The big O notation

Intorduction

Big-O Notation (O)

Big-O gives an upper bound on a function’s growth. It describes the worst-case scenario — the maximum amount of time or space an algorithm might use. If we write ' $f(n) = O(g(n))$ ', it means that for large enough ' $n$ ', ' $f(n)$ ' does not grow faster than ' $g(n)$ ' (ignoring constant factors).

Big-Omega Notation (Ω)

Big-Omega gives a lower bound. It tells us the minimum resources required — the best-case performance. If ' $f(n) = \Omega(g(n))$ ', it means ' $f(n)$ ' grows at least as fast as ' $g(n)$ ' for large ' $n$ '.

Big-Theta Notation (Θ)

Big-Theta gives a tight bound, meaning it describes the exact growth rate. If ' $f(n) = \Theta(g(n))$ ', then ' $f(n)$ ' grows at the same rate as ' $g(n)$ ' up to constant factors. This implies both $'O(g(n))$ ' and ' $\Omega(g(n))$ ' hold.

Computational complexity

From Fast to Slow:

$\begin{array}{|c|c|l|} \hline \textbf{Complexity} & \textbf{Meaning} & \textbf{Example} \\ \hline O(1) & \text{Constant time} & \text{Access array by index} \\ O(\log n) & \text{Logarithmic} & \text{Binary search} \\ O(n) & \text{Linear} & \text{Loop through list} \\ O(n \log n)& \text{Linearithmic} & \text{Merge sort, heap sort} \\ O(n^2) & \text{Quadratic} & \text{Bubble sort, nested loops} \\ O(n^3) & \text{Cubic} & \text{3 nested loops} \\ O(2^n) & \text{Exponential} & \text{Subset generation} \\ O(n!) & \text{Factorial} & \text{Brute-force permutation sorting} \\ \hline \end{array}$

In general:

Good: O(1), O(log n), O(n)
Acceptable: O(n log n)
Bad: O(n²) and worse for large $n$

O(log n) — Halving Until You Find It

Binary search appears when you repeatedly cut a sorted set in half and only follow the half that matters.

A perfect real-life example is the Guess the Number game. Imagine someone picks a number between 1 and 100. You don’t guess randomly — instead, you always choose the middle number and ask if the target is higher or lower. Each time, you eliminate half of the remaining options. In just a few guesses, you zero in on the correct number.

This strategy works because the problem size shrinks exponentially — from 100 to 50 to 25 and so on. After around log₂(n) steps, there’s only one number left. That’s why binary search runs in O(log n) time.

O(n log n) — Divide and Touch Everything

O(n log n) arises when an algorithm splits the data repeatedly and still needs to process every element at each level of splitting. For example, in merge sort, the data is divided in half each time — this creates log n levels of recursion. But at every level, the algorithm still needs to go through all n elements to merge them. That’s why the total time becomes:

$\text{(log n levels)} \times \text{(n elements per level)} = O(n \log n)$

O(2ⁿ) — Problems of Choice

A classic example is the 0/1 Knapsack problem. Given n items, each with a value and weight, you decide for each one whether to include it in your bag without exceeding a weight limit. Every item presents two choices — take it or not — leading to $2^n$ possible combinations. That’s why brute-force knapsack is exponential.

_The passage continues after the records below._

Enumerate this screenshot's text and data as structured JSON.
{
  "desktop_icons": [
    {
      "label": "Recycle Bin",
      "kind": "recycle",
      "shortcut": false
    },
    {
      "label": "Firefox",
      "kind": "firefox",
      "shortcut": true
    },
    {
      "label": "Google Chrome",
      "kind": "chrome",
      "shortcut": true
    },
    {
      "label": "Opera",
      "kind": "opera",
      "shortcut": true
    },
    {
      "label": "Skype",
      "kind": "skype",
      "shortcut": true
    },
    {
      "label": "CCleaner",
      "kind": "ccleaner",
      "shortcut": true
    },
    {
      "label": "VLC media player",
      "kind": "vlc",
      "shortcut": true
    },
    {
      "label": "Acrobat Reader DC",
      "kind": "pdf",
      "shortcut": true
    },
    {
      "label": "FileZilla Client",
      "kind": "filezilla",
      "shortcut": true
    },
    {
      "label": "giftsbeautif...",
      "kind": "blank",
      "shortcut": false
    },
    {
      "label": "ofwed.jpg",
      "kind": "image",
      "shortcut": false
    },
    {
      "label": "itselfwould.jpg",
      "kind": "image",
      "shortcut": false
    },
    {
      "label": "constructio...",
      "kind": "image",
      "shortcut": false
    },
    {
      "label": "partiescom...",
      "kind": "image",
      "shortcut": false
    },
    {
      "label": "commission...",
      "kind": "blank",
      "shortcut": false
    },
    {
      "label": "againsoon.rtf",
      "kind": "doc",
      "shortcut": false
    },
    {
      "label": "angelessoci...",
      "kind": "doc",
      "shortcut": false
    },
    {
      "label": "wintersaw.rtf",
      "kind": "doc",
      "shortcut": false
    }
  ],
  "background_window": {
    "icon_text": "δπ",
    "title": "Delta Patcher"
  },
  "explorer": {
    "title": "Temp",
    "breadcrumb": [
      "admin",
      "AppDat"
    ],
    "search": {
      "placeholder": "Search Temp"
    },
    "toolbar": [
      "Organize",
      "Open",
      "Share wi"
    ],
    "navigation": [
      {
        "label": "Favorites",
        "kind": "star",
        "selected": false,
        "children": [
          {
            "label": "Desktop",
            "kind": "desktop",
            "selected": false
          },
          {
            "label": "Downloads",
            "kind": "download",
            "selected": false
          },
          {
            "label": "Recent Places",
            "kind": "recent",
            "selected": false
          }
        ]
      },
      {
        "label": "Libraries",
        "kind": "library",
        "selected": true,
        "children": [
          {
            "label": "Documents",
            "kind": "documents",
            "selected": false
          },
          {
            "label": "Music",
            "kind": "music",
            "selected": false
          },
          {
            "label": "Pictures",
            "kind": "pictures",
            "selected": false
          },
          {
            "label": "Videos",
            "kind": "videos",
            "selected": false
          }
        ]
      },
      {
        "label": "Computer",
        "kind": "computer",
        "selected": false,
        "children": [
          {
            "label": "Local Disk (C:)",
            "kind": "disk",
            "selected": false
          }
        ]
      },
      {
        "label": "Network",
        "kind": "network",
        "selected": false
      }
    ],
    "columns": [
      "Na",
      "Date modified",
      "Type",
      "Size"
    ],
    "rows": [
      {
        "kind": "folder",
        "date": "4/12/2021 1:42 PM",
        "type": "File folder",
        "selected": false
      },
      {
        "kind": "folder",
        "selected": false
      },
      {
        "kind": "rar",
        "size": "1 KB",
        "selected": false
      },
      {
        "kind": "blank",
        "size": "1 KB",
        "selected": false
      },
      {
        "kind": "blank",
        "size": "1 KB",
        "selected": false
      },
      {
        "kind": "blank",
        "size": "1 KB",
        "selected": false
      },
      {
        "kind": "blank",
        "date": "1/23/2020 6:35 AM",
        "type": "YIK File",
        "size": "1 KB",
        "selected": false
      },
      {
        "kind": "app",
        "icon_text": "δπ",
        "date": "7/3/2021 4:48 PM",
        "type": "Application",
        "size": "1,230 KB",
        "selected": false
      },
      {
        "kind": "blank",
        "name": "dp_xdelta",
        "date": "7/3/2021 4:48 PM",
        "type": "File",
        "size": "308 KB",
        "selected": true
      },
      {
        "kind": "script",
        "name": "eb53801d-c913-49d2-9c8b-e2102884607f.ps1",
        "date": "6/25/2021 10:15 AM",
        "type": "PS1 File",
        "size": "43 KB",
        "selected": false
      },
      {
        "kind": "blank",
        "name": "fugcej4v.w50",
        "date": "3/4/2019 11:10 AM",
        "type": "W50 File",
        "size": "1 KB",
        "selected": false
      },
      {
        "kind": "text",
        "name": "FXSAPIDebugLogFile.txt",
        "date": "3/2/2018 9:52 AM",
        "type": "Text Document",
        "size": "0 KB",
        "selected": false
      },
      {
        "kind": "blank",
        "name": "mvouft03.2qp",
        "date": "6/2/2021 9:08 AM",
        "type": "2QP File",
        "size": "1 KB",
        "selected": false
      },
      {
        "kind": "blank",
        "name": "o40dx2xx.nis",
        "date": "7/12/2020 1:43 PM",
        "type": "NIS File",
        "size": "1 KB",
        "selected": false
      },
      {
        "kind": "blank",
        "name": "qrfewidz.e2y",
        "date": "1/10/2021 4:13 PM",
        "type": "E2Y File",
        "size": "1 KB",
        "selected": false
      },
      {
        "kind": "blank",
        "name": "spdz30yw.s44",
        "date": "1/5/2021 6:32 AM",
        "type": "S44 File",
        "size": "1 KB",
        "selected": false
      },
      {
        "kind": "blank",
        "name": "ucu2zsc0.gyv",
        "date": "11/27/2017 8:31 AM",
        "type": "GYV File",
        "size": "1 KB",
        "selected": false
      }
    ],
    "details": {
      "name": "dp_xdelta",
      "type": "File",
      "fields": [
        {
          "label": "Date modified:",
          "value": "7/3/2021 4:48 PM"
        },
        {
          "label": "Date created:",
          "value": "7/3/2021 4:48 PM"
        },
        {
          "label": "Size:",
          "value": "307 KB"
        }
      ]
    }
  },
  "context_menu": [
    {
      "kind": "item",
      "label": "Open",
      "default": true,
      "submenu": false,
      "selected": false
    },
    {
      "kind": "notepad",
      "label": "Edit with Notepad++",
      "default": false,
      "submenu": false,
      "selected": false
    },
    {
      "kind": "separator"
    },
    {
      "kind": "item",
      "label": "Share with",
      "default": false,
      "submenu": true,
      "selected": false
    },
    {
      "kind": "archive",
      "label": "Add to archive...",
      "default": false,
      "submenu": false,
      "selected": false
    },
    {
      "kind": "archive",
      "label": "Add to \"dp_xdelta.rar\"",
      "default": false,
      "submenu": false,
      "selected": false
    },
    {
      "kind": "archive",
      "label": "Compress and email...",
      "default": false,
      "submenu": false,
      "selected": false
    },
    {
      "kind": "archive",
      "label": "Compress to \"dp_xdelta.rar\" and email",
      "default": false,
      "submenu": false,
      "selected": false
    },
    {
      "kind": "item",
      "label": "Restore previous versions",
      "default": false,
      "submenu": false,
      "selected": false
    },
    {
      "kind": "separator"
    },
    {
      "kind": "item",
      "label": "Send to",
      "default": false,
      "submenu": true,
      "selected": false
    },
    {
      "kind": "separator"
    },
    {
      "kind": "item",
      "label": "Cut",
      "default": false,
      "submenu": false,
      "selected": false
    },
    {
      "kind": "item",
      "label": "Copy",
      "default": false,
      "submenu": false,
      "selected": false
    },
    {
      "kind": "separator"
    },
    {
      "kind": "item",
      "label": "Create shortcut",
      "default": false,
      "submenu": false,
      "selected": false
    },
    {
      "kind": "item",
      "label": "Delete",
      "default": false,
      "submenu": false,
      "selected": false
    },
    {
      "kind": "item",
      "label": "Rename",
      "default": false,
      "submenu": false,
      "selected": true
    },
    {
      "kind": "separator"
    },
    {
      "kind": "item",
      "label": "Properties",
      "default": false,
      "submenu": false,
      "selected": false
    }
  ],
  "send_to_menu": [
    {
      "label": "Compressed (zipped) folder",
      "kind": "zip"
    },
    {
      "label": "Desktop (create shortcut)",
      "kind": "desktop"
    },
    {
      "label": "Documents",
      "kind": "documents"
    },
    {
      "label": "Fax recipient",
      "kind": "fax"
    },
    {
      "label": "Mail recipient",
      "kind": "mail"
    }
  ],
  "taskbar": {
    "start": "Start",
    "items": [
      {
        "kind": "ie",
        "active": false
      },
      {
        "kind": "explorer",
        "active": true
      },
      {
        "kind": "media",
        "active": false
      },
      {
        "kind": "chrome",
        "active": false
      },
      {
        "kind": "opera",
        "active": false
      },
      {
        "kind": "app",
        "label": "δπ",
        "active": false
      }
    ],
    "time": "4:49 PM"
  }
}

A more relatable version is your closet in the morning. Imagine you own n shirts. Each day, you can either wear or not wear each shirt (ignoring fashion logic). That leads to $2^n$ outfit combinations — one for every possible subset of shirts.

O(n!) — Problems of Ordering

On the other hand, O(n!) arises when the task is to examine every possible ordering of n items. A textbook case is the Traveling Salesman Problem (TSP): a salesman must visit n cities once and return to the start, aiming for the shortest route. Every route is a unique permutation of the cities — and there are $n!$ of them.

A real-world analogy? Think of planning a talent show with n singers. You must decide who performs in which order. Each different sequence is a new possibility — and the total number of such lineups is again $n!$ .

So in short, 2ⁿ shows up when you’re picking any combination (yes/no for each item). n! appears when you’re deciding all possible orders of things. In algorithm analysis, two of the steepest time complexities are O(2^{n}) and O(n!), both representing explosive growth as input size increases. But they arise from different types of problems.

References

[1] M. A. Nielsen and I. L. Chuang, Quantum Computation and Quantum Information, 10th Anniversary Ed., Cambridge: Cambridge University Press, 2010.